Moody’s Investors Services has said that the UK Budget is “supportive” of the country’s AAA rating. There is that element of international confidence—
I thank the noble Lord for allowing me to intervene. Is he quoting from the same credit rating agencies that played such a horrible part in the collapse of the banking system through their lack of foresight?
I am quoting from the same rating agencies that rate government debt and sovereign debt around the world. That is what results in the prices of those debts being traded on the international money markets. The noble Lord, Lord Myners, knows better than anyone about the global flows of international finance. The rating levels are crucial to this, as we see when we look at the situation in Ireland.

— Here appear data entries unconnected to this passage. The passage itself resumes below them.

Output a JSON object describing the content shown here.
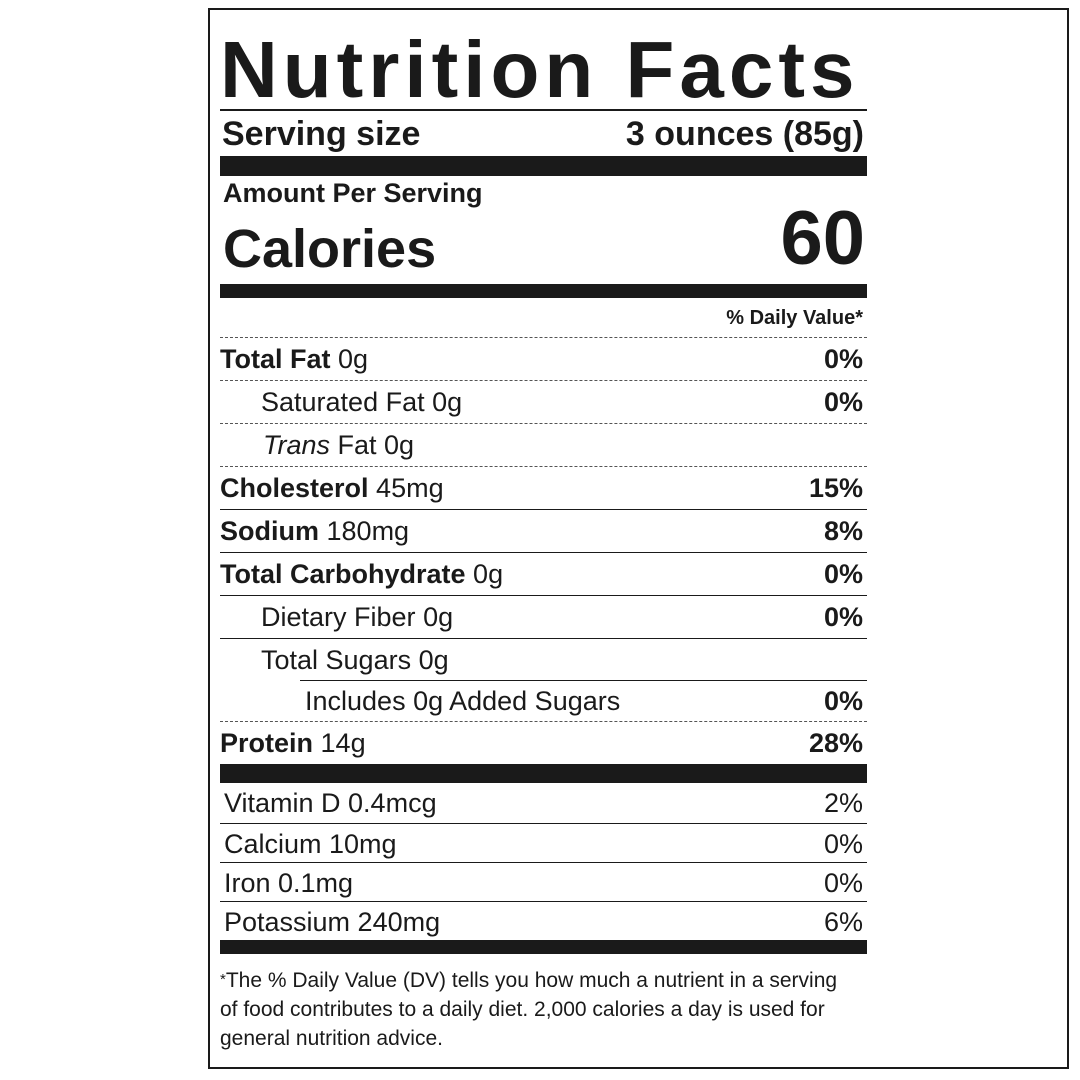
{
  "title": "Nutrition Facts",
  "serving": {
    "label": "Serving size",
    "value": "3 ounces (85g)"
  },
  "amount_per_serving": "Amount Per Serving",
  "calories": {
    "label": "Calories",
    "value": "60"
  },
  "daily_value_header": "% Daily Value*",
  "nutrients": [
    {
      "name": "Total Fat",
      "amount": "0g",
      "dv": "0%"
    },
    {
      "name": "Saturated Fat",
      "amount": "0g",
      "dv": "0%"
    },
    {
      "name": "Trans",
      "amount": "Fat 0g",
      "dv": ""
    },
    {
      "name": "Cholesterol",
      "amount": "45mg",
      "dv": "15%"
    },
    {
      "name": "Sodium",
      "amount": "180mg",
      "dv": "8%"
    },
    {
      "name": "Total Carbohydrate",
      "amount": "0g",
      "dv": "0%"
    },
    {
      "name": "Dietary Fiber",
      "amount": "0g",
      "dv": "0%"
    },
    {
      "name": "Total Sugars",
      "amount": "0g",
      "dv": ""
    },
    {
      "name": "Includes 0g Added Sugars",
      "amount": "",
      "dv": "0%"
    },
    {
      "name": "Protein",
      "amount": "14g",
      "dv": "28%"
    }
  ],
  "vitamins": [
    {
      "name": "Vitamin D 0.4mcg",
      "dv": "2%"
    },
    {
      "name": "Calcium 10mg",
      "dv": "0%"
    },
    {
      "name": "Iron 0.1mg",
      "dv": "0%"
    },
    {
      "name": "Potassium 240mg",
      "dv": "6%"
    }
  ],
  "footnote_mark": "*",
  "footnote": "The % Daily Value (DV) tells you how much a nutrient in a serving of food contributes to a daily diet. 2,000 calories a day is used for general nutrition advice."
}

To stretch the small business analogy to its absolute limits, you can say that international confidence in the Government’s resolution to get to grips with the deficit is analogous to what many companies will have—
I will just finish this point, if I may. It is analogous to what many companies will find in dealing with their share price. The share price reflects the market’s belief in the Government’s resolution and its confidence in the soundness of the finances. That has a huge impact on the Government’s ability to—
I am grateful to the noble Lord for giving way. I do not think he has answered the noble Lord, Lord Skidelsky, or my noble friend Lord Myners. Would it be too much of a caricature to say that if we have to believe in voodoo economics, which is what the markets add up to, the logic of the noble Lord, Lord Skidelsky, and my noble friend Lord Myners is of no matter whatever? Do we just have to worship the voodoo economics of the markets?

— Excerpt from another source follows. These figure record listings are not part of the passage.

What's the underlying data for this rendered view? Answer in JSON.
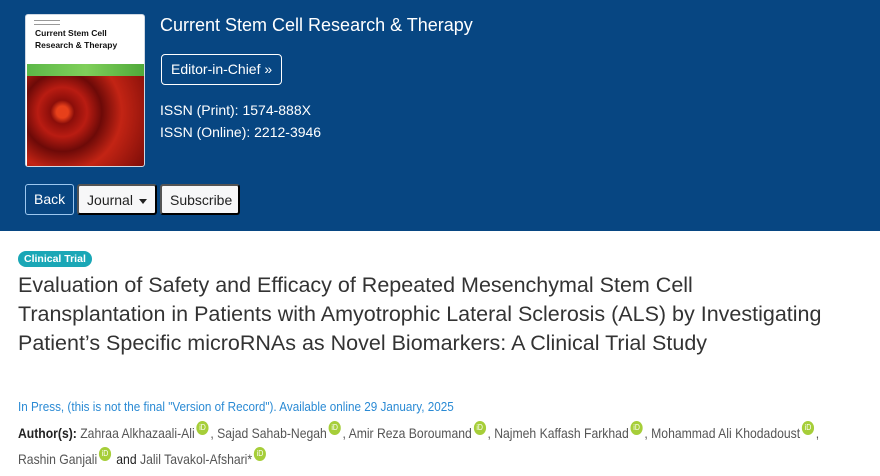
{
  "header": {
    "cover_title": "Current Stem Cell Research & Therapy",
    "journal_title": "Current Stem Cell Research & Therapy",
    "editor_button": "Editor-in-Chief »",
    "issn_print": "ISSN (Print): 1574-888X",
    "issn_online": "ISSN (Online): 2212-3946",
    "buttons": {
      "back": "Back",
      "journal": "Journal",
      "subscribe": "Subscribe"
    }
  },
  "article": {
    "badge": "Clinical Trial",
    "title": "Evaluation of Safety and Efficacy of Repeated Mesenchymal Stem Cell Transplantation in Patients with Amyotrophic Lateral Sclerosis (ALS) by Investigating Patient’s Specific microRNAs as Novel Biomarkers: A Clinical Trial Study",
    "status": "In Press, (this is not the final \"Version of Record\"). Available online 29 January, 2025",
    "authors_label": "Author(s):",
    "authors": [
      "Zahraa Alkhazaali-Ali",
      "Sajad Sahab-Negah",
      "Amir Reza Boroumand",
      "Najmeh Kaffash Farkhad",
      "Mohammad Ali Khodadoust",
      "Rashin Ganjali",
      "Jalil Tavakol-Afshari*"
    ],
    "and": "and",
    "orcid_icon": "iD",
    "colors": {
      "header": "#074682",
      "badge": "#1aa7b6",
      "link": "#2a8ad4",
      "orcid": "#a6ce39"
    }
  }
}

I accept these points. All I am saying is that, by arguing the other way, the noble Lord effectively says that there is not the slightest correlation between the ratings of global rating agencies, the level of debt in the economy and the price that we pay for that debt. I find that a more extraordinary position to argue from. I agree that these are contentious matters. What I have tried to set out through my contribution to the debate is that it is a multi-layered and complex subject but, essentially, we need to control costs; introduce simplicity to the system as a mechanism of doing that; increase sales by driving up enterprise; and repair the balance sheet so that the international lenders who are providing the debt have the confidence to continue doing so. I believe that the Government have done that and they have my full support.